Ci sono coloro che scrivono libri del viaggiare e coloro che i libri li compongono con l’immagini.
Nel nostro vocabolario ci sono due parole che si rispecchiano l’un l’altra, hanno la stessa radice ma esprimono bisogni diversi: SICUREZZA e CURIOSITA’.
La curiosità ci spinge a viaggiare, a fare nuove conoscenze: popoli e culture, terre ed oceani, foreste e deserti, città, borghi e villaggi.
Ma nel viaggiare qualcosa risuona nel tuo cuore e senti il bisogno di tornare.
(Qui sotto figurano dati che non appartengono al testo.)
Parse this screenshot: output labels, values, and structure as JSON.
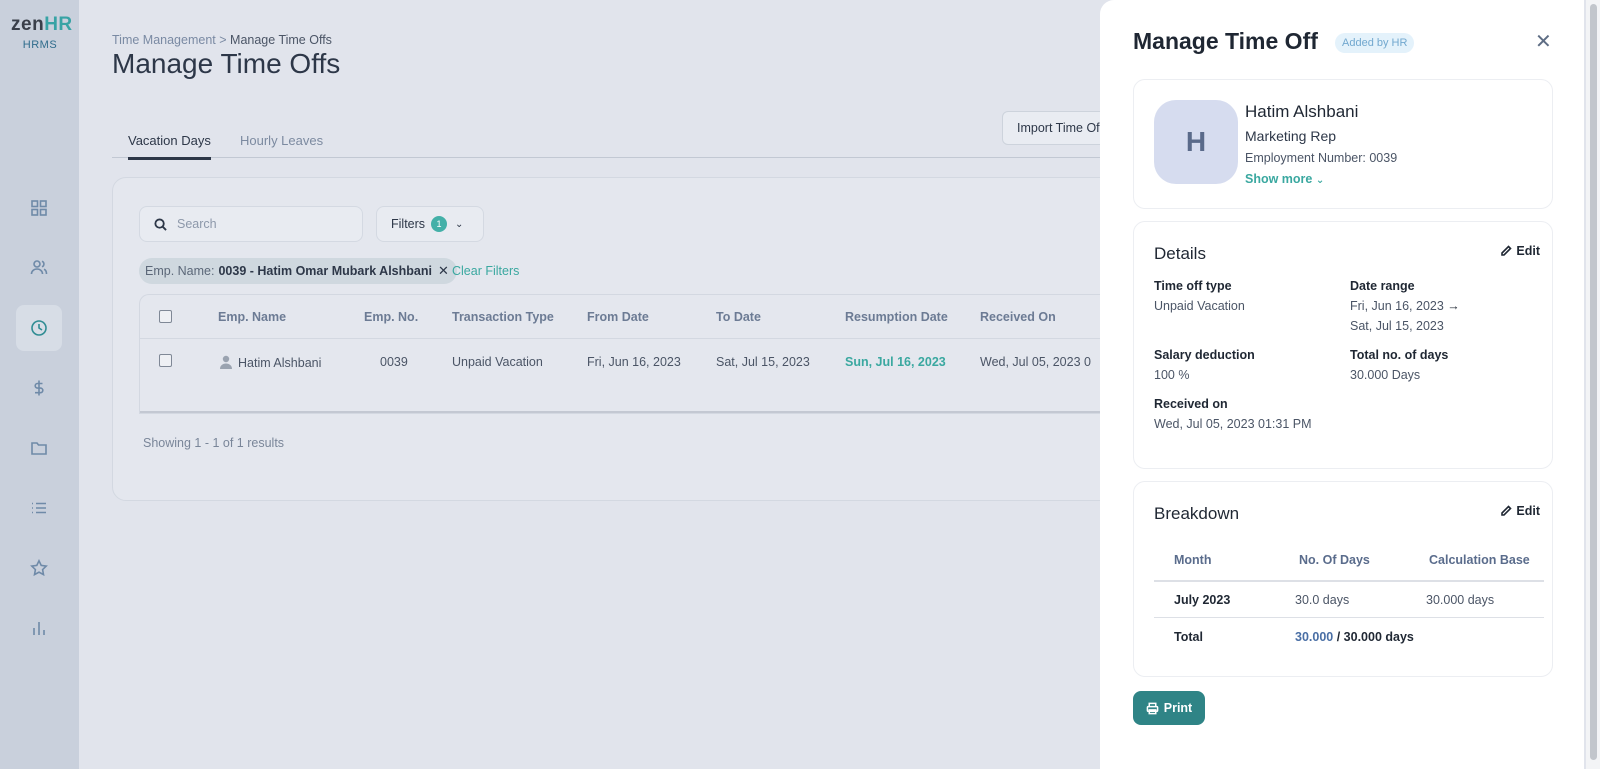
{
  "logo": {
    "brand_a": "zen",
    "brand_b": "HR",
    "sub": "HRMS"
  },
  "sidebar": {
    "items": [
      {
        "icon": "dashboard-icon"
      },
      {
        "icon": "people-icon"
      },
      {
        "icon": "clock-icon",
        "active": true
      },
      {
        "icon": "dollar-icon"
      },
      {
        "icon": "folder-icon"
      },
      {
        "icon": "list-icon"
      },
      {
        "icon": "star-icon"
      },
      {
        "icon": "bar-chart-icon"
      }
    ]
  },
  "breadcrumb": {
    "parent": "Time Management",
    "separator": ">",
    "current": "Manage Time Offs"
  },
  "page": {
    "title": "Manage Time Offs"
  },
  "tabs": [
    {
      "label": "Vacation Days"
    },
    {
      "label": "Hourly Leaves"
    }
  ],
  "import_button": "Import Time Of",
  "search": {
    "placeholder": "Search"
  },
  "filters": {
    "label": "Filters",
    "count": "1"
  },
  "chip": {
    "prefix": "Emp. Name:",
    "value": "0039 - Hatim Omar Mubark Alshbani"
  },
  "clear_filters": "Clear Filters",
  "table": {
    "columns": [
      "Emp. Name",
      "Emp. No.",
      "Transaction Type",
      "From Date",
      "To Date",
      "Resumption Date",
      "Received On"
    ],
    "rows": [
      {
        "name": "Hatim Alshbani",
        "number": "0039",
        "type": "Unpaid Vacation",
        "from": "Fri, Jun 16, 2023",
        "to": "Sat, Jul 15, 2023",
        "resumption": "Sun, Jul 16, 2023",
        "received": "Wed, Jul 05, 2023 0"
      }
    ]
  },
  "showing": "Showing 1 - 1 of 1 results",
  "drawer": {
    "title": "Manage Time Off",
    "badge": "Added by HR",
    "profile": {
      "initial": "H",
      "name": "Hatim Alshbani",
      "role": "Marketing Rep",
      "employment_number": "Employment Number: 0039",
      "show_more": "Show more"
    },
    "details": {
      "title": "Details",
      "edit": "Edit",
      "time_off_type_label": "Time off type",
      "time_off_type": "Unpaid Vacation",
      "date_range_label": "Date range",
      "date_from": "Fri, Jun 16, 2023",
      "date_to": "Sat, Jul 15, 2023",
      "salary_deduction_label": "Salary deduction",
      "salary_deduction": "100 %",
      "total_days_label": "Total no. of days",
      "total_days": "30.000 Days",
      "received_on_label": "Received on",
      "received_on": "Wed, Jul 05, 2023 01:31 PM"
    },
    "breakdown": {
      "title": "Breakdown",
      "edit": "Edit",
      "columns": [
        "Month",
        "No. Of Days",
        "Calculation Base"
      ],
      "rows": [
        {
          "month": "July 2023",
          "days": "30.0 days",
          "base": "30.000 days"
        }
      ],
      "total_label": "Total",
      "total_value": "30.000",
      "total_of": "/ 30.000 days"
    },
    "print": "Print"
  }
}
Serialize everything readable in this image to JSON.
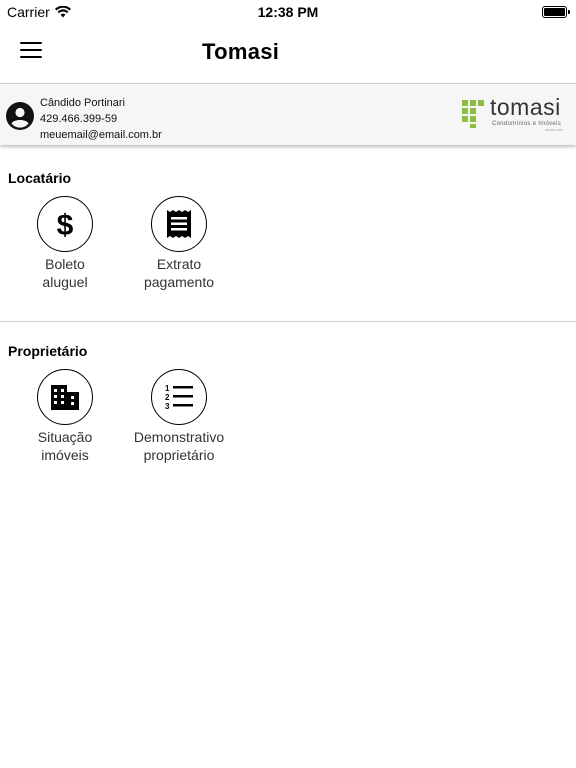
{
  "status_bar": {
    "carrier": "Carrier",
    "time": "12:38 PM"
  },
  "nav": {
    "title": "Tomasi"
  },
  "user": {
    "name": "Cândido Portinari",
    "phone": "429.466.399-59",
    "email": "meuemail@email.com.br"
  },
  "logo": {
    "text": "tomasi",
    "tagline": "Condomínios e Imóveis",
    "small_text": "DESDE 1979",
    "brand_color": "#8cbf3f"
  },
  "sections": [
    {
      "title": "Locatário",
      "items": [
        {
          "label": "Boleto\naluguel",
          "icon": "dollar-icon"
        },
        {
          "label": "Extrato\npagamento",
          "icon": "receipt-icon"
        }
      ]
    },
    {
      "title": "Proprietário",
      "items": [
        {
          "label": "Situação\nimóveis",
          "icon": "building-icon"
        },
        {
          "label": "Demonstrativo\nproprietário",
          "icon": "numbered-list-icon"
        }
      ]
    }
  ]
}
La sicurezza è sentirsi a casa, un bisogno profondo ed impellente che sussurra il ritorno vero la tua terra e la tua casa.
Sicurezza e curiosità, sorelle gemelle, pane e lievito del rispetto, di se e dell’altro, nutrimento e indice del nostro viaggiare.
Solo così le foto del ritorno sono uniche ed irripetibili, armonie del nostro animo, emozioni profonde che esprimono la bellezza che ci abita.